Dans l'hypothèse où les parties sont convenues de la désignation de
trois arbitres, chaque partie proposera le nom de l'un d'eux.
Le troisième, qui remplira la fonction de Président du Tribunal
arbitral, sera proposé d'un commun accord par les parties.
A défaut, il le sera par les deux arbitres et, en cas de désaccord
persistant dans les 10 jours de la réunion préliminaire, il sera nommé par la
Cour arbitrale elle‑même.
Dans la mesure où le choix des parties s'est porté sur trois arbitres
et qu'elles souhaitent leur désignation par la Cour, la tenue de la réunion préliminaire
aura pour objet de recueillir les observations des parties sur la composition
envisagée du Tribunal arbitral, préalablement à sa nomination officielle et
à la désignation de son Président.
2. Un procès‑verbal
consignant les décisions et observations sus‑visées est établi et signé
par les parties et par le délégué du Comité exécutif pour être ensuite
remis ou transmis aux parties et au Greffe de la Cour.
3. La Cour arbitrale confirme, sauf
cas exceptionnels, la nomination des arbitres proposés par les parties.
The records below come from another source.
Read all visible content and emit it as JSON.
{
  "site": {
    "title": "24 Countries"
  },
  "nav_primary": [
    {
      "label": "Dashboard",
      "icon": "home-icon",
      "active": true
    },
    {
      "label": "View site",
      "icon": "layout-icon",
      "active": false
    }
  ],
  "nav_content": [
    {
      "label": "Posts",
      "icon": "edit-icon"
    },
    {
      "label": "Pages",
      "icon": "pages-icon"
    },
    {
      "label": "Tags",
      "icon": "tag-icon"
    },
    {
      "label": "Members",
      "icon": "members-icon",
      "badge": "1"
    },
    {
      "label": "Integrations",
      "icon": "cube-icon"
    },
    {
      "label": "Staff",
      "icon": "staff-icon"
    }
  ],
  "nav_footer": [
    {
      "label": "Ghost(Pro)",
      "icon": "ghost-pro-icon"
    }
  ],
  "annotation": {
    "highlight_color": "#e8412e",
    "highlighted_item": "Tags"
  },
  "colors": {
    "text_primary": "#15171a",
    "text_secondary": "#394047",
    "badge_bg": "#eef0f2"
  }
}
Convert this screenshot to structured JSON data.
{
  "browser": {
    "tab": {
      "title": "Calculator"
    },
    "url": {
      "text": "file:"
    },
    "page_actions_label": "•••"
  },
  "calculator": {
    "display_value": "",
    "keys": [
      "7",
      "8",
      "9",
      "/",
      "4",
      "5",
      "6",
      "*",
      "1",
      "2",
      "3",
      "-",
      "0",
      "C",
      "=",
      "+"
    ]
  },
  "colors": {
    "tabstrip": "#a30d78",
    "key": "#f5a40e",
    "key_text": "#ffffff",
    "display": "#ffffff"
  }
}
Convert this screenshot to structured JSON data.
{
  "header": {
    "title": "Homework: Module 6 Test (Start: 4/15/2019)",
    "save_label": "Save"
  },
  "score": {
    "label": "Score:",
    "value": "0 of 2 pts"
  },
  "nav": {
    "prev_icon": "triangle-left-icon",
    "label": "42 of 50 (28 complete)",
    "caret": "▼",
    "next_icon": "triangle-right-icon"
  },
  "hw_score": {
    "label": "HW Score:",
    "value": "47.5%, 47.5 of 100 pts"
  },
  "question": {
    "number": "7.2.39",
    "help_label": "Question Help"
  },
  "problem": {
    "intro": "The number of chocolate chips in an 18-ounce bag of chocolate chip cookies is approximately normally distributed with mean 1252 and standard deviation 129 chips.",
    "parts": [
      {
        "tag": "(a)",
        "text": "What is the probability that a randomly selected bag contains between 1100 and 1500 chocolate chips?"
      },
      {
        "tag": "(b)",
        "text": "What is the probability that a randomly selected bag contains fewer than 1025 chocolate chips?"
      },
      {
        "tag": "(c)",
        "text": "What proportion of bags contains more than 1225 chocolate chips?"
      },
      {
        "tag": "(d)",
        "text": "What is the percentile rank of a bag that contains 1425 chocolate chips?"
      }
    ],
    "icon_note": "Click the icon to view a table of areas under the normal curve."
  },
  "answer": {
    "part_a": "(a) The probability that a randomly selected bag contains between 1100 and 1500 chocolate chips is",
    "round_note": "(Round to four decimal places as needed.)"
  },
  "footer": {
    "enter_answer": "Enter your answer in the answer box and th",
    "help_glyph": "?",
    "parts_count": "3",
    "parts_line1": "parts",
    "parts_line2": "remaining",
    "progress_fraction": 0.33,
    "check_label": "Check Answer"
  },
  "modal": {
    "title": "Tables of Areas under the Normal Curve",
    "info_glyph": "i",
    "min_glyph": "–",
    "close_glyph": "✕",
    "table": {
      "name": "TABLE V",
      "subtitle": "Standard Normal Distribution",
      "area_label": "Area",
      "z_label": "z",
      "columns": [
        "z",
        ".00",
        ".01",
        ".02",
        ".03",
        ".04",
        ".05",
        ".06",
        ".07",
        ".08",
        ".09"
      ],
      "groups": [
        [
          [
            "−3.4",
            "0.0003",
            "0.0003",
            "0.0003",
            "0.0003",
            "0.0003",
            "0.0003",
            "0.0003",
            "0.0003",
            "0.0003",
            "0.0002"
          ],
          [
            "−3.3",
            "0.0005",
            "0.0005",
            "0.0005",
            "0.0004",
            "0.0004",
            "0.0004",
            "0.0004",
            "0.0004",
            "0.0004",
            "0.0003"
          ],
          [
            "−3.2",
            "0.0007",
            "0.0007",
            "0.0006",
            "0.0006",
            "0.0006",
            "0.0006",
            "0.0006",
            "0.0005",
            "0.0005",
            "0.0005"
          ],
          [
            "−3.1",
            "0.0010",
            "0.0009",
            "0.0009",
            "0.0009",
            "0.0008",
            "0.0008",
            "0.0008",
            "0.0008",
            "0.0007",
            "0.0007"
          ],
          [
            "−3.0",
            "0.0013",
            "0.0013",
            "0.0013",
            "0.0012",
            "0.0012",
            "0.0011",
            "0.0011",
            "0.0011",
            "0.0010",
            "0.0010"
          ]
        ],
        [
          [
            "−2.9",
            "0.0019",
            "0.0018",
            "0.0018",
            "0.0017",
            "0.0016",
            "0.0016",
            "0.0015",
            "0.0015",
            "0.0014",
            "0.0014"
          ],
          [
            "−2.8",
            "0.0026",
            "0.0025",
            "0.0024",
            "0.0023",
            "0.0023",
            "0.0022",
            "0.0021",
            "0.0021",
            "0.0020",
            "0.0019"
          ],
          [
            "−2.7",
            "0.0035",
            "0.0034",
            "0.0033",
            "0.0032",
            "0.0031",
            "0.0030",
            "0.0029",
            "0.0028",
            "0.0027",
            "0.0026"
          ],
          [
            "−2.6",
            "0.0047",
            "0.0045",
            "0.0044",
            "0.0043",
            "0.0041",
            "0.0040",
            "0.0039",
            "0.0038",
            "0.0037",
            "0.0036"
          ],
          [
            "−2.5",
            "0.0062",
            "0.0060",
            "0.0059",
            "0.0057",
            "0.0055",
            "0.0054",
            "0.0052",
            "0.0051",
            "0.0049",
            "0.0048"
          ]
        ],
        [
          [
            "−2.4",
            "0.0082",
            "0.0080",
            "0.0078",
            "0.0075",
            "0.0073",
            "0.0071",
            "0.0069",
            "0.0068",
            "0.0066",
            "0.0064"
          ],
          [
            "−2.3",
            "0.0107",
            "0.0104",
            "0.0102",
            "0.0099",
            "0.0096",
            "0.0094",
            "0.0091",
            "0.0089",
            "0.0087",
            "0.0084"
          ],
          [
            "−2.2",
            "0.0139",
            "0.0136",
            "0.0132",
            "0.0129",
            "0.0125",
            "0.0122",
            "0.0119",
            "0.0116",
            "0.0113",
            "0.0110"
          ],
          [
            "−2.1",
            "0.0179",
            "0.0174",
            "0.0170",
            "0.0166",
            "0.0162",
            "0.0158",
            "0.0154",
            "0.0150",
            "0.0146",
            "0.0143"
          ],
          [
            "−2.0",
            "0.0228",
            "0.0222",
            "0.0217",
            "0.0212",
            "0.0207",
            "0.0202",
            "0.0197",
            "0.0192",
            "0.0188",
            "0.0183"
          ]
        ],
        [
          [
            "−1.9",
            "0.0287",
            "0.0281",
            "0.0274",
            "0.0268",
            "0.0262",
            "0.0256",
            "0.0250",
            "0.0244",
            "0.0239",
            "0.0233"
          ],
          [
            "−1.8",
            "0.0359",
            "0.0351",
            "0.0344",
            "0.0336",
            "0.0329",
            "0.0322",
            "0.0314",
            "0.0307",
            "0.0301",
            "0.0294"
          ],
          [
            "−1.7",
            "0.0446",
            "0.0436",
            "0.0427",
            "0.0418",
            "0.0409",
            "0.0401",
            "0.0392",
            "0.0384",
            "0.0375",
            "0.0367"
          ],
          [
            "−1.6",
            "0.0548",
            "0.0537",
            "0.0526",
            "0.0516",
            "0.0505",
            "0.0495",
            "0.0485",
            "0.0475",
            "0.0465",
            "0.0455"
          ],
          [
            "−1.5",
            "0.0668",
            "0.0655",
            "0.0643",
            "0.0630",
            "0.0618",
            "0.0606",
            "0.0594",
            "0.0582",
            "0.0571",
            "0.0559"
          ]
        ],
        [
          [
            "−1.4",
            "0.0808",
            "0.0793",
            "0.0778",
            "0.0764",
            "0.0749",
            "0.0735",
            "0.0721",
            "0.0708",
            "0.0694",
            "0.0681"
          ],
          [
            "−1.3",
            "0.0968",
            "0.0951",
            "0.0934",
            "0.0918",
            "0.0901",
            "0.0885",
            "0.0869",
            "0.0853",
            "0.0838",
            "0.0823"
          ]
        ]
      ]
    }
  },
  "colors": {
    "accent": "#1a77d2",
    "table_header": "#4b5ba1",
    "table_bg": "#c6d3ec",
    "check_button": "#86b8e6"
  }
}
En cas de non‑proposition des arbitres par les parties pour une
cause quelconque ou de non‑confirmation de la proposition des parties par
la Cour arbitrale, celle‑ci nomme elle-même le Tribunal arbitral selon
article 8 al. 2.
4. Les litiges sont tranchés par le
Tribunal arbitral, formé d'un arbitre unique ou d'un nombre
impair d'arbitres.
La formation collégiale est présidée par l'un des arbitres désigné
à cette fin.
Les dispositions du règlement relatives au président de la formation
collégiale seront applicables par analogie à l'arbitre unique.
5. Si les parties n'ont pas prévu
le nombre des arbitres, la Cour arbitrale en décidera en tenant compte de la
nature de l'affaire ainsi que des difficultés et spécificités.
D'une façon générale, la Cour arbitrale privilégiera le recours à
un arbitre unique, afin de favoriser un déroulement plus rapide de la Procédure,
à moindre coût.
6. Lorsqu'il y a plus de deux
parties et que le choix d'un arbitre unique n'aura pas été retenu à priori
par les parties, deux ou plusieurs parties pourront proposer la désignation
d'un arbitre commun.
La Cour Arbitrale devra alors vérifier que cette faculté ne pourra
avoir pour effet de léser les intérêts de certaines parties, y compris désignantes.
Dans l'hypothèse de constat d'un risque d'inégalité devant la procédure
ou de tout cas d'impossibilité de constituer le Tribunal, le Comité exécutif
de la Cour ou le Comité exécutif national nommeront eux‑mêmes un
arbitre unique.
7. La Cour arbitrale désignera le
Président de la formation collégiale, sauf application de l'alinéa 3 de l'article
9.1.
8. Dès que la Cour arbitrale aura définitivement
nommé ou confirmé la désignation des arbitres par les parties, elle leur
notifiera la composition du Tribunal arbitral.
9. Les arbitres doivent avoir été,
être et demeurer totalement indépendants des parties et impartiaux.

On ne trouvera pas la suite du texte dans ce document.